Il tend la main, quémande l’aumône au bord des larmes mais ne reçoit que des regards de dégoût si violents qu’il en a mal au cœur. Il voit les visages tordus lorsqu’ils aperçoivent son manteau miteux, son pantalon troué et ses chaussures démolies qui laissent passer quelques orteils. Il imagine sans mal leurs pensées, se racle la gorge pour ne pas craquer.
Gueuser sur les chemins, c’est sa vie, son rôle dans cette société malade. Plus de boulot, plus les moyens de payer son logement, sa femme partie, ses enfants qui ne veulent plus avoir affaire avec. Il sanglote à nouveau. Le goût amer du café coince dans sa gorge, lui rappelant tout ce qu’il a perdu. Le premier café après la première nuit avec celle qu’il aime encore, son ainé qui veut essayer le breuvage et qui le recrache devant l’hilarité de ses parents, le café des soirées devant la télévision sous le plaid à refaire le monde avec sa petite famille, des moments à la cafétaria du travail près de la photocopieuse, etc…
Mais aussi, l’aigreur de ses souvenirs. Des nuits entières de boulot supplémentaire qu’il n’aurait pas subies s’il savait qu’il allait être viré comme un malpropre, des nuits blanches à parler avec sa chère et tendre avant qu’elle ne décide de se tirer avec le premier venu puisqu’il ne pouvait plus subvenir à leurs besoins, des heures à réconforter un de ses amis qui venait de perdre un membre de sa famille, des heures à consoler une amie qui venait de divorcer…
Le mendiant avise son gobelet froissé, il n’y a plus de café. Tant mieux.
La pluie vient de s’arrêter, les gens ne sont plus obligés de courir, c’est le moment pour lui. Il se fait fureur, sort sa vielle de son étui moisi et commence à jouer. Pas une fausse note, et pourtant la mélodie se brise sur l’ignorance crasse des passants. Il joue tout son répertoire, allant jusqu’à sublimer les accords des chansons qu’il adore. Pourtant, le couple qui passe s’en fiche totalement, va plus vite à son niveau comme si la pauvreté, la malchance étaient contagieuses.

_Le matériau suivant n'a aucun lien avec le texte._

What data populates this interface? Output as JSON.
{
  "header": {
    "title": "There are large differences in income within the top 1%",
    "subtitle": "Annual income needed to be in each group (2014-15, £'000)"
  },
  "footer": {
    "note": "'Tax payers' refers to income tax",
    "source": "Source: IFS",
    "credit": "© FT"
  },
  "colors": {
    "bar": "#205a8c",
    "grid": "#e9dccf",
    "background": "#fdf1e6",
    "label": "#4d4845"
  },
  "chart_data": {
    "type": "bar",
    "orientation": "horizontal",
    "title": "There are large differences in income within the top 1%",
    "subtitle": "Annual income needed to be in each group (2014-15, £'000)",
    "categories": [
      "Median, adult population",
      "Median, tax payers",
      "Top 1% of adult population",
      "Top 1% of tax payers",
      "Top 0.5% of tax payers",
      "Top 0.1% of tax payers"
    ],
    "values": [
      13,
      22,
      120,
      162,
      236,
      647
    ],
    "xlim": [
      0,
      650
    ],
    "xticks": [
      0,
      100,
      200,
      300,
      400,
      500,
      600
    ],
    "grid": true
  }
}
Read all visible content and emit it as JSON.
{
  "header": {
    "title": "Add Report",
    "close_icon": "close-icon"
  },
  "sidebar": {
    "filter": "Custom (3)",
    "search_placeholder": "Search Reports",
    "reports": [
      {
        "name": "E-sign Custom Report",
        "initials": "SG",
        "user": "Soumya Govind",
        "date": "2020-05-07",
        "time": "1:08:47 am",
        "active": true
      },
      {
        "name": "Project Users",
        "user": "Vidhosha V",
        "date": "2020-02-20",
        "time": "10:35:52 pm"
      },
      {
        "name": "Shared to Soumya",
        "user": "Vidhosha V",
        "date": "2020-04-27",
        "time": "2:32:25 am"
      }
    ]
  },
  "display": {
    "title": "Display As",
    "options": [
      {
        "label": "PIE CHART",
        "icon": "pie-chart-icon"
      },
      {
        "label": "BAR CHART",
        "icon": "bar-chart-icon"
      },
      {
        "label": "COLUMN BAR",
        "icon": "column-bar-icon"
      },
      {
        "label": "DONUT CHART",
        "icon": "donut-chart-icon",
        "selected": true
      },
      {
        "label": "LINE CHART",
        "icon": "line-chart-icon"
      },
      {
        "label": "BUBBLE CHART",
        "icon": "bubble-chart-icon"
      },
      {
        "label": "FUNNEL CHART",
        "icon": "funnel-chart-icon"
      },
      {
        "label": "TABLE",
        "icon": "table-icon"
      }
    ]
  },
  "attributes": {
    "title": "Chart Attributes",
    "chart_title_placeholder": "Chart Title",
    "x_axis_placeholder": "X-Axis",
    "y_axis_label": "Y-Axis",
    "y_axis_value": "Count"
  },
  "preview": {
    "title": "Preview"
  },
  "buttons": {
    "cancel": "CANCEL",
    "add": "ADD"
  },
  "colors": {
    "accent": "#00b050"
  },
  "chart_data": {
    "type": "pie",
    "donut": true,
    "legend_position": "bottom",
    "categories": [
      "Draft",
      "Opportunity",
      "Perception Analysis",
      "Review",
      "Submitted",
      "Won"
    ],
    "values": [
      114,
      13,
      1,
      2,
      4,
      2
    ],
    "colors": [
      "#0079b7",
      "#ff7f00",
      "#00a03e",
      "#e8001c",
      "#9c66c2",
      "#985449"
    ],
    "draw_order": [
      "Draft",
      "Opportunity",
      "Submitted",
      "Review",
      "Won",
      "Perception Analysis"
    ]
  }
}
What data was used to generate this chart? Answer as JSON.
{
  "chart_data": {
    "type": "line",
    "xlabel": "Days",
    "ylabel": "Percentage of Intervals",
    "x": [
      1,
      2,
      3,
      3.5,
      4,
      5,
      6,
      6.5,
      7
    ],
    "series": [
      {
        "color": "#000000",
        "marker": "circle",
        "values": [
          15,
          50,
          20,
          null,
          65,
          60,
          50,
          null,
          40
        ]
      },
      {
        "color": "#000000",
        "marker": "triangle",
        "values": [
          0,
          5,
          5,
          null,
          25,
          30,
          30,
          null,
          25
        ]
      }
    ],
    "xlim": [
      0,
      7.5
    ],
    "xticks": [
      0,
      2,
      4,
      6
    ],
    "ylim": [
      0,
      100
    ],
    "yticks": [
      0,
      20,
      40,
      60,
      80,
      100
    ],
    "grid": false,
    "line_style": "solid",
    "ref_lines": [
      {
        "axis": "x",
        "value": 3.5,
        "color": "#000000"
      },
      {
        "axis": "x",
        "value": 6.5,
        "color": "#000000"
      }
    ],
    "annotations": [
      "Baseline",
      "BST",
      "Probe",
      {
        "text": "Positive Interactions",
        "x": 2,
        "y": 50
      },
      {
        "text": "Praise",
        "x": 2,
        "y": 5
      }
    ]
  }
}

Lui qui a mis toutes les chances de son côté pour réussir, pour rendre heureux ses proches, pour faire avancer la société à sa petite échelle, n’est plus que l’ombre de lui-même. Cette société qui lui a tout repris sans crier gare, il la déteste et pourtant jusqu’à aujourd’hui il a tout tenté pour se sortir la tête de l’eau.
Alors que le bleu du ciel se dévoile et que le temps se radoucit, il sent que c’est la fin du chemin. Il n’a même plus la force de pleurer ou de s’insurger contre la réalité, il s’est fait une raison.
Sa tête lui tourne, le mendiant tousse dans son vieux mouchoir. Du sang, beaucoup de sang. Son pouls s’accélère, il met une main sur son cœur et s’écroule, fermant ses yeux pour l’éternité et renversant sa pancarte qui s’envole un peu plus loin, écrasée par les passants.